In the description provided herein, numerous specific details are set forth. However, it is understood that embodiments of the application may be practiced without these specific details. In some instances, well-known methods, structures and techniques have not been shown in detail in order not to obscure an understanding of this description.

Similarly, it should be appreciated that in the above description of exemplary embodiments of the application, various features of the application are sometimes grouped together in a single embodiment, figure, or description thereof for the purpose of streamlining the disclosure and aiding in the understanding of one or more of the various inventive aspects. However, the disclosed method should not be construed as reflecting the intention that: i.e., the claimed application requires more features than are expressly recited in each claim. Rather, as the following claims reflect, inventive aspects lie in less than all features of a single foregoing disclosed embodiment. Thus, the claims following the detailed description are hereby expressly incorporated into this detailed description, with each claim standing on its own as a separate embodiment of this application.

It should be noted that the above-mentioned embodiments illustrate rather than limit the application, and that those skilled in the art will be able to design alternative embodiments without departing from the scope of the appended claims.

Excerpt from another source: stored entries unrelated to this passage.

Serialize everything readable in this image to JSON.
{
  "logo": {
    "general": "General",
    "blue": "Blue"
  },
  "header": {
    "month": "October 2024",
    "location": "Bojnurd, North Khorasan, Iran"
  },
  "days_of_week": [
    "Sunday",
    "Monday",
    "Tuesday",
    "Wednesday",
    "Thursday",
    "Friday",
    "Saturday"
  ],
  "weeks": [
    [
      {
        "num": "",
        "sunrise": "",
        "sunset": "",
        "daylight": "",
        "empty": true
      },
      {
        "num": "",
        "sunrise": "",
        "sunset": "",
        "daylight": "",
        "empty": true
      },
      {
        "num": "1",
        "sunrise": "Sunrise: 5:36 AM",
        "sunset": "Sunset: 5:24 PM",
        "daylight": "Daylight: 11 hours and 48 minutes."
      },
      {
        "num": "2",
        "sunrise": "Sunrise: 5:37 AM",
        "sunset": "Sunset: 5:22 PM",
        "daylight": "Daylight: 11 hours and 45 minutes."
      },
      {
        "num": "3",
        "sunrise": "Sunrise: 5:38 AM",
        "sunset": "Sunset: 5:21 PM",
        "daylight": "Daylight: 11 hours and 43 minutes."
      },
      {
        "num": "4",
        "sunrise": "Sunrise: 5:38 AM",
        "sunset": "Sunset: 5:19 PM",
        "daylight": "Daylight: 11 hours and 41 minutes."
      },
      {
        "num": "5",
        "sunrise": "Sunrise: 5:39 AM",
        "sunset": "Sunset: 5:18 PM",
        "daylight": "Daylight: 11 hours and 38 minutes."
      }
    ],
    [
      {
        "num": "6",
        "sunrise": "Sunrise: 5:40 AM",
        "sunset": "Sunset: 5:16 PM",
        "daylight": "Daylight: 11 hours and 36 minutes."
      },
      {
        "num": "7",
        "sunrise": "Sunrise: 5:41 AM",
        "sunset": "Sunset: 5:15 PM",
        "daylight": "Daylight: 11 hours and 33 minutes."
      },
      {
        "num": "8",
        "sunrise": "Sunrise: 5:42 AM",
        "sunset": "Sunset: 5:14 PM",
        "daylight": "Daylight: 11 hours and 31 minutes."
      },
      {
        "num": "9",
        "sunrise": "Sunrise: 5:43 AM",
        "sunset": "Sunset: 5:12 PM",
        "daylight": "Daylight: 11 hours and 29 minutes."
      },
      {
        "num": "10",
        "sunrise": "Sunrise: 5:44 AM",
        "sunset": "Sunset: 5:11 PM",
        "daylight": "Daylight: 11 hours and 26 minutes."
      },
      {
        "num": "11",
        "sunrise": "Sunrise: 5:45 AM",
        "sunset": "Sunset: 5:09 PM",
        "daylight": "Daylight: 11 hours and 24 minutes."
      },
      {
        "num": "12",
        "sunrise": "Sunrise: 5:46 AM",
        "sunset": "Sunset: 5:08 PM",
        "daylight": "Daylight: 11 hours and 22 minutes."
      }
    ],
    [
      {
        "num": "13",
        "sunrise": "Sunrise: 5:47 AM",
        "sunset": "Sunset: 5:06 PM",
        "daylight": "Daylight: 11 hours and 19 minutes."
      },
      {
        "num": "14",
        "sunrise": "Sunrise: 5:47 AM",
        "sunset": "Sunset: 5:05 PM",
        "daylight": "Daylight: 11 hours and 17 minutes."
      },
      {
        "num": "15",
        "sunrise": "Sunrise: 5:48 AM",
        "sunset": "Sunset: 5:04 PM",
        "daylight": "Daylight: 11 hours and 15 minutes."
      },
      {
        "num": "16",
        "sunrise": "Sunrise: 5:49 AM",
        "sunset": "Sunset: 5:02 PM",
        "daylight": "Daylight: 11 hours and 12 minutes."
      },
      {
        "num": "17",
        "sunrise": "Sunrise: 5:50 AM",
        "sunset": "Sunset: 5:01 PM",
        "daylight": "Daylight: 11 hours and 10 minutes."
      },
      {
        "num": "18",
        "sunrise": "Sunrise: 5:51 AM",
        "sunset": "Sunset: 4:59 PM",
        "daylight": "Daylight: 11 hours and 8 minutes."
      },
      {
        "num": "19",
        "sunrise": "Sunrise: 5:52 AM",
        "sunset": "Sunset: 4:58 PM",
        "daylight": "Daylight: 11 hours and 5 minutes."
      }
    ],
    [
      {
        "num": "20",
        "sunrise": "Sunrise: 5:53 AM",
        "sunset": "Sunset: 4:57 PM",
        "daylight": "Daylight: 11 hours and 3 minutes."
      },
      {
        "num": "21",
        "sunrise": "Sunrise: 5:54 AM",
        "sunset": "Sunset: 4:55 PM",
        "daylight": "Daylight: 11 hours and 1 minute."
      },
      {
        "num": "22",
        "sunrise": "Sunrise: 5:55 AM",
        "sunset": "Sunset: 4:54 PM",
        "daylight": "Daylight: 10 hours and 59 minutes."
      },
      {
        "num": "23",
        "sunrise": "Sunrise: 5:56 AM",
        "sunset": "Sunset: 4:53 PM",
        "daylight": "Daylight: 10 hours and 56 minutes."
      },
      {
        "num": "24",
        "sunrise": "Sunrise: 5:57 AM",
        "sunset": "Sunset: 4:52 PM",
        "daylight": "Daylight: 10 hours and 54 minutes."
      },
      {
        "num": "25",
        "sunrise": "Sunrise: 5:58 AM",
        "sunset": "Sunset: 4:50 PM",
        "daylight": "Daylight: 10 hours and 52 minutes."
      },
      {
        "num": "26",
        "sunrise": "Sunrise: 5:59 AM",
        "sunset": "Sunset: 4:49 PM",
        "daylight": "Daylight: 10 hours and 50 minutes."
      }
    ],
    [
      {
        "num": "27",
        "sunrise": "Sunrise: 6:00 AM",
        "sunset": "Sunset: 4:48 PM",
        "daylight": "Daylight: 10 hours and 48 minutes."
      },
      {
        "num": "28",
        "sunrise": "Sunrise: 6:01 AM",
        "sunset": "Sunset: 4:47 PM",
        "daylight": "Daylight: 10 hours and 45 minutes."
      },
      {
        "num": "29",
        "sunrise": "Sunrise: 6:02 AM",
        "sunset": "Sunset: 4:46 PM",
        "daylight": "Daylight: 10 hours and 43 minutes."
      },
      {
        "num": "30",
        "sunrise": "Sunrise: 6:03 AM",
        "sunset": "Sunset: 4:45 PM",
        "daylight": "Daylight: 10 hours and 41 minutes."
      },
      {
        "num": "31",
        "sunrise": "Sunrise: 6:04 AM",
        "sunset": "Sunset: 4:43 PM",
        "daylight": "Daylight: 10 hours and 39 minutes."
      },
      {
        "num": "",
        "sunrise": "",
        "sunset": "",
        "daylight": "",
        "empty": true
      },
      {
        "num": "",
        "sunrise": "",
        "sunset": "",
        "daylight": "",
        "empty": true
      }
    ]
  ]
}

In the claims, any reference signs placed between parentheses shall not be construed as limiting the claim.

Claims

1. A column storage layout optimization method based on deep reinforcement learning is characterized by comprising the following steps:

receiving a query load;

analyzing the query load to generate query characteristics, which specifically comprises the following steps: the query load is uniformly coded, specifically: initializing each query in the query load to a set; determining a corresponding column access characteristic for each query; performing binary coding on elements in the set corresponding to the query according to the column access characteristics;

acquiring feature data of a data column according to the query feature;

adopting an Actor-Critic algorithm to realize a strategy of the output sequence of the deep reinforcement learning column;

determining an output order of the columns based on a strategy of the output order of the columns, characteristic data of the data columns, wherein a neural network of the Pointer Net is adopted to make a decision of the output order, including mapping from one sequence to another sequence;

carrying out quantitative evaluation on the output sequence, wherein a quantitative evaluation strategy is adjusted based on rewards of the system, and the quantitative evaluation strategy based on the rewards adjustment of the system comprises the steps of adjusting parameters in a critic neural network according to rewards given by the system;

a strategy for adjusting the output sequence of the columns according to the quantitative evaluation result;

wherein determining the output order of the columns based on the policy of the output order of the columns, the characteristic data of the data columns, comprises:

obtaining the weight associated with each position of the input sequence by using an attention mechanism; and combining the input sequence with the weight to calculate the element with the maximum relation between the current output and the input sequence, and taking the element of the input sequence as an output element.

2. The column storage layout optimization method of claim 1, further characterized by quantitatively evaluating the output order based on disk skip time.